Le sort des migrants ou des SDF pourrait aussi être le nôtre. Qui sait si nous ne serons pas un jour obligés de tout laisser derrière nous pour fuir? Personne n’est assuré aujourd’hui de ne pas « trébucher » dans sa vie, de ne pas subir la dégringolade qui souvent s’ensuit. Ces photos n’ont pour but que de nous faire retrouver, à travers l’empathie, notre humanité. Notre propre sentiment de dignité dépend du traitement que l’on réserve aux plus démunis. Qui s’agace, s’indigne ou se mobilise pour les enfants qui font la manche dans le métro? Ce qui se passe actuellement porte de la Chapelle est abominable. Il y a de quoi vomir! Des excréments, partout des bouteilles remplies d’urine… Ce matin encore, je voyais des pompiers passer à côté d’un migrant allongé par terre, sans s’arrêter. Le mec était peut-être mort! Aujourd’hui, c’est normal, on se dit qu’il est en train de dormir.

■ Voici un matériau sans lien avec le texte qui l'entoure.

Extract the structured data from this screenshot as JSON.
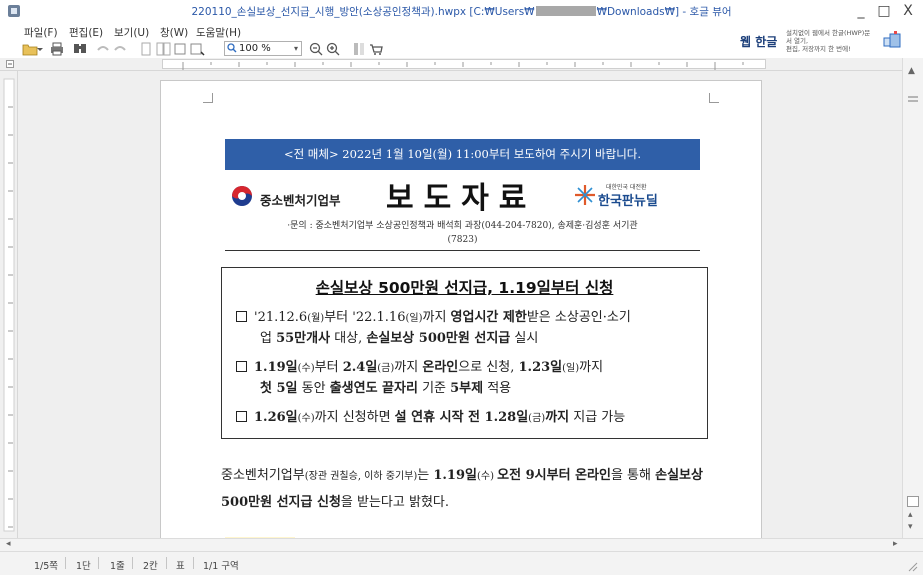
{
  "window": {
    "title_prefix": "220110_손실보상_선지급_시행_방안(소상공인정책과).hwpx [C:₩Users₩",
    "title_suffix": "₩Downloads₩] - 호글 뷰어",
    "controls": [
      "_",
      "□",
      "X"
    ]
  },
  "menu": [
    {
      "label": "파일(F)"
    },
    {
      "label": "편집(E)"
    },
    {
      "label": "보기(U)"
    },
    {
      "label": "창(W)"
    },
    {
      "label": "도움말(H)"
    }
  ],
  "toolbar": {
    "zoom_value": "100 %",
    "icons": [
      "open-icon",
      "print-icon",
      "find-icon",
      "undo-icon",
      "redo-icon",
      "page-view-icon",
      "zoom-out-icon",
      "zoom-in-icon",
      "layout-icon",
      "cart-icon"
    ]
  },
  "brand": {
    "logo": "웹 한글",
    "promo_line1": "설치없이 웹에서 한글(HWP)문서 열기,",
    "promo_line2": "편집, 저장까지 한 번에!"
  },
  "document": {
    "embargo": "<전 매체> 2022년 1월 10일(월) 11:00부터 보도하여 주시기 바랍니다.",
    "ministry": "중소벤처기업부",
    "press_title": "보도자료",
    "knd_small": "대한민국 대전환",
    "knd_name": "한국판뉴딜",
    "contact_line1": "·문의 : 중소벤처기업부 소상공인정책과 배석희 과장(044-204-7820), 송제훈·김성훈 서기관",
    "contact_line2": "(7823)",
    "headline": "손실보상 500만원 선지급, 1.19일부터 신청",
    "bullets": [
      {
        "p1": "'21.12.6",
        "p2": "(월)",
        "p3": "부터 '22.1.16",
        "p4": "(일)",
        "p5": "까지 ",
        "b1": "영업시간 제한",
        "p6": "받은 소상공인·소기",
        "l2a": "업 ",
        "b2": "55만개사",
        "l2b": " 대상, ",
        "b3": "손실보상 500만원 선지급",
        "l2c": " 실시"
      },
      {
        "b1": "1.19일",
        "p1": "(수)",
        "p2": "부터 ",
        "b2": "2.4일",
        "p3": "(금)",
        "p4": "까지 ",
        "b3": "온라인",
        "p5": "으로 신청, ",
        "b4": "1.23일",
        "p6": "(일)",
        "p7": "까지",
        "b5": "첫 5일",
        "l2a": " 동안 ",
        "b6": "출생연도 끝자리",
        "l2b": " 기준 ",
        "b7": "5부제",
        "l2c": " 적용"
      },
      {
        "b1": "1.26일",
        "p1": "(수)",
        "p2": "까지 신청하면 ",
        "b2": "설 연휴 시작 전 1.28일",
        "p3": "(금)",
        "b3": "까지",
        "p4": " 지급 가능"
      }
    ],
    "body_p1": "중소벤처기업부",
    "body_p2": "(장관 권칠승, 이하 중기부)",
    "body_p3": "는 ",
    "body_b1": "1.19일",
    "body_p4": "(수) ",
    "body_b2": "오전 9시부터 온라인",
    "body_p5": "을 통해 ",
    "body_b3": "손실보상 500만원 선지급 신청",
    "body_p6": "을 받는다고 밝혔다."
  },
  "status": {
    "page": "1/5쪽",
    "section": "1단",
    "line": "1줄",
    "column": "2칸",
    "mode": "표",
    "area": "1/1 구역"
  }
}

Une centaine de personnalités vient de signer le manifeste apolitique d' »Exils Intra Muros ». Que demandez-vous aujourd’hui à nos élus?
Nous demandons déjà que le numéro d’appel d’urgence (115) puisse faire face à l’afflux des demandes et réponde! Aujourd’hui, si tu es seul et à la rue et que tu ne sais plus quoi faire, tu ne peux pas compter sur le 115. J’ai moi-même testé, ça ne répond pas. Nous demandons aussi que soient immédiatement hébergés et scolarisés les mineurs isolés étrangers. Nous souhaitons que le gouvernement arrête de détruire et de raser les campements et bidonvilles en attendant de trouver une solution digne. Nous souhaitons que soit appliquée la circulaire interministérielle de 2012 qui oblige la préfecture à reloger. La France s’est fait retoquer par la Commission européenne, Amnesty International, la Ligue des droits de l’homme… Globalement, nous demandons un véritable projet qui traite de l’extrême pauvreté.